Le succès fut impressionnant. On achetait des copies gravées comportant une légende et des numéros permettant de localiser sur la toile les personnalités à remarquer.
David en exécutera 10 ans plus tard une réplique presque identique aujourd’hui dans le château de Versailles.
À l’époque, Boilly usinait petit portrait sur petit portrait, éblouissait le bourgeois par ses trompe-l’œil de pièces de monnaie éparpillées sur une table et de fausses estampes à la vitre brisée, et se délectait, dans des scènes de genre (2), à modeler les femmes dans les drapés sinueux de robes de style Empire.
Devint-il un moment las de cette vie confinée de peintre de boudoir, de jouer le rôle de la fourmi de la fable quand David, la cigale, triomphait ? Ou plus concrètement pensa-t-il profiter des retombées du succès du peintre de l’empereur.
Il lui demanda l’autorisation de dépeindre la réception de son chef d’œuvre par le public parisien en 1808. David le reçut aimablement dans son atelier et ne lui montra pas la toile car elle était alors roulée, mais nombre de copies gravées circulaient alors.

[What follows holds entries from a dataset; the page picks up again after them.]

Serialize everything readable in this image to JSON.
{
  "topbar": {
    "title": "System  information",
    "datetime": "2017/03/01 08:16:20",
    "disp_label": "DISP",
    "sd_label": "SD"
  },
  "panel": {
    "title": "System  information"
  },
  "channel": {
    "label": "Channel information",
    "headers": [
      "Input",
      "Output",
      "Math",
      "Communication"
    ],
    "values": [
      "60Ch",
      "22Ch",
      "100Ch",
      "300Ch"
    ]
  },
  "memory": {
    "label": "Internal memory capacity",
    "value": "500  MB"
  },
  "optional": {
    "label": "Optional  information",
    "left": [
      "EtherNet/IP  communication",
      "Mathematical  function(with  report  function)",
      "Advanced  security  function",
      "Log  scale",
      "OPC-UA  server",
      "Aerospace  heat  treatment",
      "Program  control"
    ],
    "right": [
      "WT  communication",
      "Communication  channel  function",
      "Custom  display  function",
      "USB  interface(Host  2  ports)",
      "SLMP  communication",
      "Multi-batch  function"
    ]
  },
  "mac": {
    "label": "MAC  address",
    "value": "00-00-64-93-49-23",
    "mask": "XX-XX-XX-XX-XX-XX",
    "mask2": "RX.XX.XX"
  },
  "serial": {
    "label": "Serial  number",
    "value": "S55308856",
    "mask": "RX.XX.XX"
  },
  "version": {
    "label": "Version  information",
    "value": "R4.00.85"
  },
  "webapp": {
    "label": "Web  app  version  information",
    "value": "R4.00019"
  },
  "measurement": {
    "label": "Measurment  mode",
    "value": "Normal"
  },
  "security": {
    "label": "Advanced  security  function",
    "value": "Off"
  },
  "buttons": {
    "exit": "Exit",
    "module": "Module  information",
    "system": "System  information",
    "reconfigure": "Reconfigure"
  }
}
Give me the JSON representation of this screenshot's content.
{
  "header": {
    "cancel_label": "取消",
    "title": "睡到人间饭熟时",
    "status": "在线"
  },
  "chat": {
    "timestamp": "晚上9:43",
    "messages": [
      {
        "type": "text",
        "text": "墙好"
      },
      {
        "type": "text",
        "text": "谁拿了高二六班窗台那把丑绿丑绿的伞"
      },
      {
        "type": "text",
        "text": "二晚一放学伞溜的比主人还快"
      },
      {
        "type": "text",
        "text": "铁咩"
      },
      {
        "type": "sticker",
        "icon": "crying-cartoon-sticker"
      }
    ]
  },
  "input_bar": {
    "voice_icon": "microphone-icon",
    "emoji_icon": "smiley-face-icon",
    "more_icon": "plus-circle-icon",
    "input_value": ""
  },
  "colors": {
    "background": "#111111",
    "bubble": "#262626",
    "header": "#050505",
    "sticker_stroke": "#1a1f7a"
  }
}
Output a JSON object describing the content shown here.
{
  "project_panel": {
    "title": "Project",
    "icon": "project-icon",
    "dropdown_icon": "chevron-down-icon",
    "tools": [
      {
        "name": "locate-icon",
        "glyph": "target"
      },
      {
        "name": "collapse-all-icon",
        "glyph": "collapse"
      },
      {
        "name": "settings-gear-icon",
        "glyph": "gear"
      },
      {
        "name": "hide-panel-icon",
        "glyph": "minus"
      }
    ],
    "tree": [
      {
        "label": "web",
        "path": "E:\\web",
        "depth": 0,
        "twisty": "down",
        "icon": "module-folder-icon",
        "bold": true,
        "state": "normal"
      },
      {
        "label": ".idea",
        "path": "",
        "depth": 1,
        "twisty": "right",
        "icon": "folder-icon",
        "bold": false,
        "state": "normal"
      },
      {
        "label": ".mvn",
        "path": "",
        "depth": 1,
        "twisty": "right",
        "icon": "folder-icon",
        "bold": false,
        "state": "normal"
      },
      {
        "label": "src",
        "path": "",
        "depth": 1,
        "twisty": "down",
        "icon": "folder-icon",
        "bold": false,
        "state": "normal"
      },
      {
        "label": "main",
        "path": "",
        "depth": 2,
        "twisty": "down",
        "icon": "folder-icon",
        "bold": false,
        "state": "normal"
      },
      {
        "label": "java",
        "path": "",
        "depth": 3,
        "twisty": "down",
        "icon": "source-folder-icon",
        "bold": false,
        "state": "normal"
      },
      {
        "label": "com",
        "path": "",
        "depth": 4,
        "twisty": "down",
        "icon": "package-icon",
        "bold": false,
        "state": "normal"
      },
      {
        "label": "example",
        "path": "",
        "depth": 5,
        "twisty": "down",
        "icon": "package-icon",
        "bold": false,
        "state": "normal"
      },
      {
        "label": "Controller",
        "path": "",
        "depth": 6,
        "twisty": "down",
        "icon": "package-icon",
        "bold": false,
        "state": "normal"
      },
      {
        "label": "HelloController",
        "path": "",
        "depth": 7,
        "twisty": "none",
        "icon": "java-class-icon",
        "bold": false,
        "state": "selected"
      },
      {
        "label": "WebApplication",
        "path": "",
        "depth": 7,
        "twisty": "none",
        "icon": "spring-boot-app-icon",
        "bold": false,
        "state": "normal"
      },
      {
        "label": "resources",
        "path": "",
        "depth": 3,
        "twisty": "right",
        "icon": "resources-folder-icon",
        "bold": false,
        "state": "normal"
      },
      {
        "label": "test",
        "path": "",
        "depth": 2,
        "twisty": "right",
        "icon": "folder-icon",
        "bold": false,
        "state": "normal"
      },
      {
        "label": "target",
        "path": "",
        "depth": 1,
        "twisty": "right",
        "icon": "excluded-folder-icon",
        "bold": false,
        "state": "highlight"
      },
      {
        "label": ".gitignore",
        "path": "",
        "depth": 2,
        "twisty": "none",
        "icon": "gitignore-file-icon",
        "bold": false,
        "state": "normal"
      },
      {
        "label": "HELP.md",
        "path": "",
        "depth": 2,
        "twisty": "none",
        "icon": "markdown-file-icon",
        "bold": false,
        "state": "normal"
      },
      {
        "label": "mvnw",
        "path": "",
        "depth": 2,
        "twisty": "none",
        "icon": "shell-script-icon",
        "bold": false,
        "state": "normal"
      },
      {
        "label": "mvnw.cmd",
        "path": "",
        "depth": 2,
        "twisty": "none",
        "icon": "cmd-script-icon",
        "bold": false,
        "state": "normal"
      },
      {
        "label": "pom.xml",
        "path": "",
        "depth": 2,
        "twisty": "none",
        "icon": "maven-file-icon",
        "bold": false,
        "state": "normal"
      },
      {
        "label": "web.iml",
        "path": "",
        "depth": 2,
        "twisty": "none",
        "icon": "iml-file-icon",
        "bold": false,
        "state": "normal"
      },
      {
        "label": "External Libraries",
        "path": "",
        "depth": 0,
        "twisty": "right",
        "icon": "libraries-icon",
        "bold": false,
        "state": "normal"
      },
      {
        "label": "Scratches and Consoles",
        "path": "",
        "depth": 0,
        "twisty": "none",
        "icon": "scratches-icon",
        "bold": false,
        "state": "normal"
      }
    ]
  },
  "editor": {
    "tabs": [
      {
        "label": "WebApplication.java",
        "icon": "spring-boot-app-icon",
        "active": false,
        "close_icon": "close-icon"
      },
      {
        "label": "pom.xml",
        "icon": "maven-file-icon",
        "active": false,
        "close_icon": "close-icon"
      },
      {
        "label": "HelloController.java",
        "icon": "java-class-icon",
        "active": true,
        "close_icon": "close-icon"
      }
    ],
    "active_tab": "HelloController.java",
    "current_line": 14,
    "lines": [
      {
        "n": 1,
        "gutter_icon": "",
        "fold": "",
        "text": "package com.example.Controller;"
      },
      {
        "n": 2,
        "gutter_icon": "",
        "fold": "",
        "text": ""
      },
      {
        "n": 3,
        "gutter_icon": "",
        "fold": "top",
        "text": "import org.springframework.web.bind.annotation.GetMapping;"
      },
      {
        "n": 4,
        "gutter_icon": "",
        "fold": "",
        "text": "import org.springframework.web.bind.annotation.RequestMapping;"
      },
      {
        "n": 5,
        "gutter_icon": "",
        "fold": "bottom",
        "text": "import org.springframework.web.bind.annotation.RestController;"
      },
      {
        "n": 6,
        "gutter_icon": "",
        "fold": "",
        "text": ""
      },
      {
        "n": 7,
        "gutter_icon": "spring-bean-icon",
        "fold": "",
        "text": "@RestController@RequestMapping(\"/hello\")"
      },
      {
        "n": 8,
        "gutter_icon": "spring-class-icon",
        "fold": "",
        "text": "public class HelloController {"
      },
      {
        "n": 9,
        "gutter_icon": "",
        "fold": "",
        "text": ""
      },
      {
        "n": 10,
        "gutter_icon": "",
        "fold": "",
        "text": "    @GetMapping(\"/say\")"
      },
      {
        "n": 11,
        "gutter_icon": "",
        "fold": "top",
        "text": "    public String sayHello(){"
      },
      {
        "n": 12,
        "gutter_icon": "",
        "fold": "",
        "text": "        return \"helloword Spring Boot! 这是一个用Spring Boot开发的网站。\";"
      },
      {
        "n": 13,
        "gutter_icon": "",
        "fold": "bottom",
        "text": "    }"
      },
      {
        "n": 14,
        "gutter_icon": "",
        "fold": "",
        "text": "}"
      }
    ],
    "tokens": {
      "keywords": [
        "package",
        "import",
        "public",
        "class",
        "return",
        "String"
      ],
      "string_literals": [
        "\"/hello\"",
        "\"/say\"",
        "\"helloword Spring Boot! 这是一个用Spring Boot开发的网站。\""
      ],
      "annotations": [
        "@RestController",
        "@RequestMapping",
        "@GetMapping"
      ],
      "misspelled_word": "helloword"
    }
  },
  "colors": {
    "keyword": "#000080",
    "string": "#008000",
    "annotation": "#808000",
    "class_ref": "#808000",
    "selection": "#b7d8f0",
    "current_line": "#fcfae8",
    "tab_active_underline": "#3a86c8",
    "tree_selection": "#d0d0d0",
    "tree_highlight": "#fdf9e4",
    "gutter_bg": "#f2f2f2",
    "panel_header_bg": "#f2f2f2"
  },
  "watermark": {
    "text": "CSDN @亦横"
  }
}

Humblement, Boilly en fit un tableau de 83 centimètres par 62, son échelle habituelle ; pas un chef d’œuvre, mais un savoureux travail de miniaturiste.
Dans la foule, il distribua des personnalités qu’il appréciait, deux écrivains et un acteur oubliés aujourd’hui, son fils Julien, le peintre Hubert Robert au centre sous le plumeau rouge, le sculpteur Houdon, à sa droite le visage à moitié caché, et son propre autoportrait de profil à l’extrême droite du tableau, derrière sa famille probablement, et devant le docteur Gall (3), qui regarde le spectateur.
Cherchant à inscrire en entier la toile de David dans son tableau, il en a nettement réduit les vraies dimensions, et sérieusement mitigé la grandiloquence en le plaçant dans la pénombre, et en figurant sous la lumière au premier plan, comme à son habitude, des personnages occupés à des activités frivoles, papotages et séduction, et assez indifférents à la toile de David.
Le tableau ne fit pas un triomphe. Exposé lors d’un hommage à David en 1826, il ne trouva acquéreur qu’en 1829, 19 ans après sa réalisation.
De retour sur le marché de l’art à Drouot en 1982, le Louvre se le faisait souffler par le richissime Charles Wrightsman, dont la femme en faisait don en 2012 au Metropolitan Museum de New York, où il n’est pas exposé.
On ne verra peut-être jamais le modèle gigantesque du Louvre escorté de son interprétation par Boilly. Les termes du legs en interdisent le prêt à d’autres musées.
***
(1) Le premier catalogue raisonné de Boilly, par Bréton et Zuber, édité chez Arthena en 2019, lui attribue 2853 œuvres dont 1420 peintures. Avant la naissance de la photographie, Boilly était le photomaton de la bourgeoisie parisienne. Il peignait à l’huile en une seule pose de 2 heures un portrait fin et très ressemblant de 15 centimètres par 21. Il aurait dit en avoir peint 4000 à 5000. Les auteurs qui admettent leur travail de recherche incomplet en ont recensé 784.
De nos jours, Boilly n’est pas totalement oublié, essentiellement pour la précision de son témoignage sur les habitudes vestimentaires et sociales à Paris au début du 19ème siècle, et pour ses facétieuses études d’expression caricaturales et têtes de grimaces.
(2) Boilly aurait demandé que soit seulement indiqué « peintre de genre » sur sa tombe. Sa volonté a été respectée. L’épitaphe est encore lisible au cimetière du Père-Lachaise, division 23.
(3) Le docteur Gall, peu apprécié de l’Académie des sciences qui désapprouvait son manque de rigueur, était le célèbre inventeur de la phrénologie. Il savait repérer, à la forme d’un crâne, la bosse des mathématiques ou les protubérances de l’immoralité.